ADR: Persisting / Querying Status messages
Decision Title
Persisting / Querying Status messages to do a post query or analysis on status of a workflow that is either executing or was executed in past.
Status
-
Proposed -
Trialing -
Under review -
Approved -
Retired
Overview
With ADR#80 only real time updates of status was possible via subscribing to events. However, there is no mechanism to do a post query or analysis on status of a workflow that is either executing or was executed in past. This is the problem statement the current ADR is trying to address, and this can be done by persisting the status events and exposing a type safe API on top of this persisted content.
Context & Scope
ADR#80 talks about Global Status Monitoring framework that provide a mechanism to track status of data journey/dataflows on the data platform. More details can be found in here #80#
Data journey/Dataflows - A typical Dataflow can be expressed as shown
Dataflow could have millions of records spread across multiple datasets to ingest in Data Platform. Consumer of this status model should have way to decide
whether dataflow has finished or not if it is Successful or Failed if failed then why? what's the reason? at what stage it is in currently? The most important aspect of that ADR#80 was agreeing on the contract of status message. To ensure that every OSDU service emitting a status message abides by the contract and there is a standard data model. Please view raised MR for the same.
This MR defines two type of GSM status messages.
DataSet Details - Dataset pertains to any data, such as file, collection of files, etc. DatasetId is a metadata record id that is returned in the response by the Metadata API while the metadata record is created. User can use Dataset Id to find correlation id of workflows initiated and track their progress using status detail messages. Status Details - Holds the status of multiple stages in a dataflow initiated. As the decision of ADR it was agreed that every OSDU service will publish their status to message queue, against a CorrelationId. Consumers can simply subscribe to that message queue or notification service to get events of status change for that CorrelationId.

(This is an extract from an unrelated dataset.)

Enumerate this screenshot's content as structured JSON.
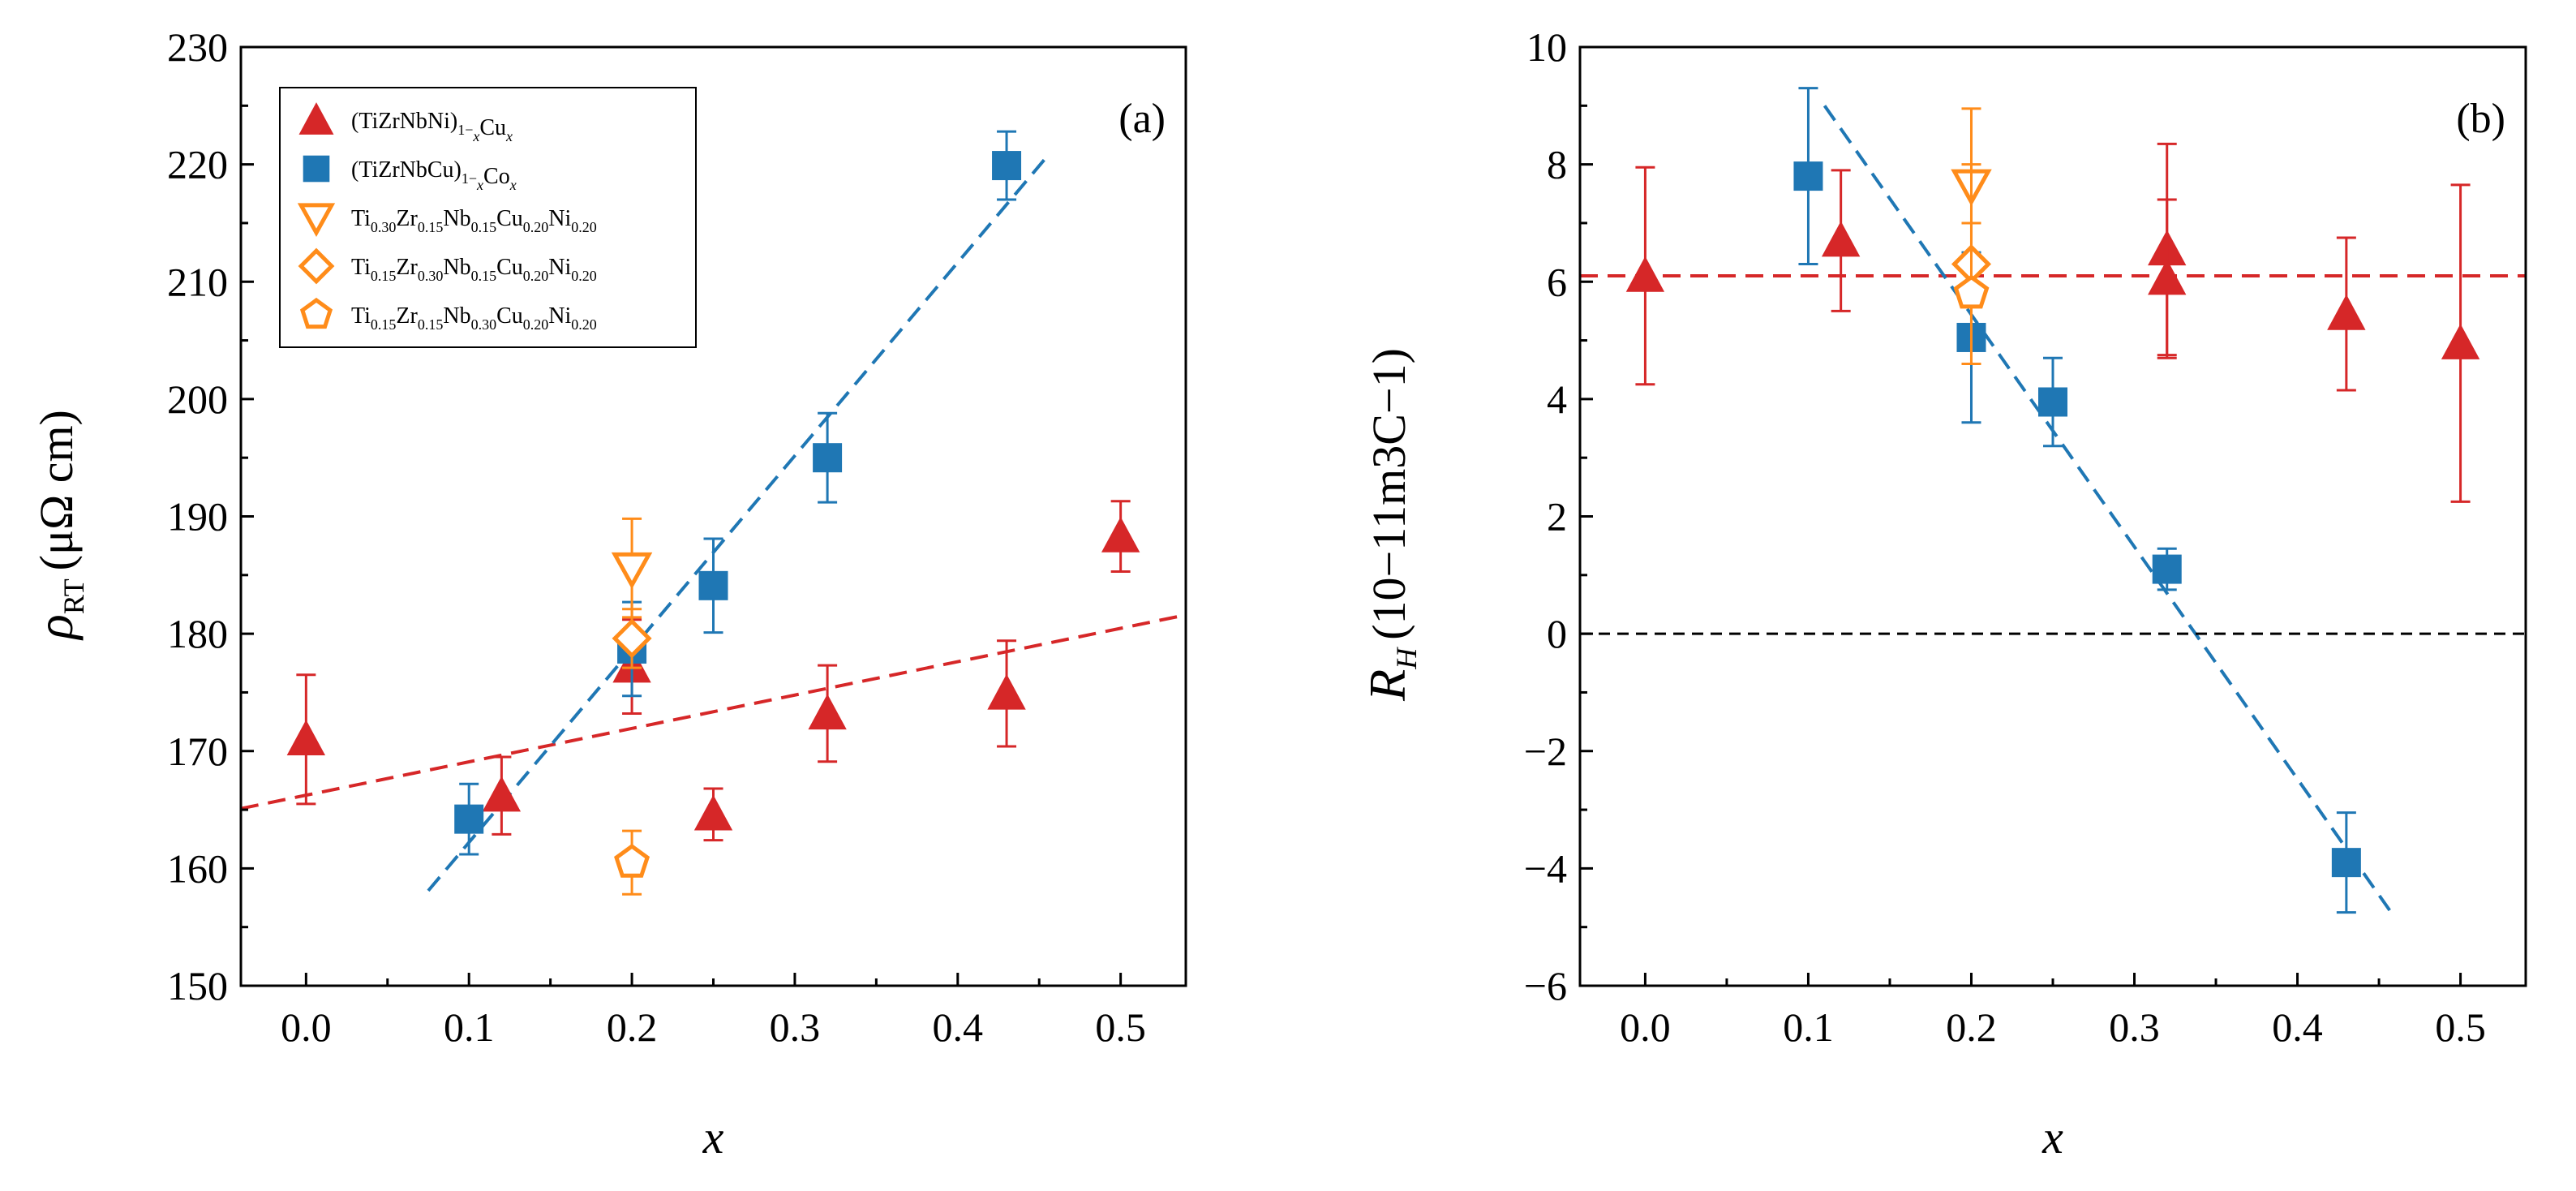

All our OSDU services are making use of CorrelationId and propagate the same for further REST calls. We leverage CorrelationId for tying all related status changed notifications.
In the same ADR it was also mentioned that, Status data processor service can be built to listen to these status changed events and put into persistent store to make them accessible for future references using querying capabilities.
Solution
This ADR talks about contributing two services to OSDU community.
Status Collector Service Status Collector is an internal service (not exposed for external calls) and reacts to status messages that are published to status message queue. It picks up messages published to status message queue from every stage(OSDU Service) of the process and normalizes them to store in persistent storage for future reference.
Status Processor Service Status Processor Service provides APIs that allow users to query persisted status with multiple filters like correlationId, recordId, stage and status.
Status Processor endpoints The Status Processor service will support the operations listed below via different endpoints:
Query Dataset details
Query Status
Decision
Implement services to persist and query GSM messages.
Rationale
At present only real time updates of status was possible via subscribing to events. However, there is no mechanism to do a post query or analysis on status of a workflow that is either executing or was executed in past.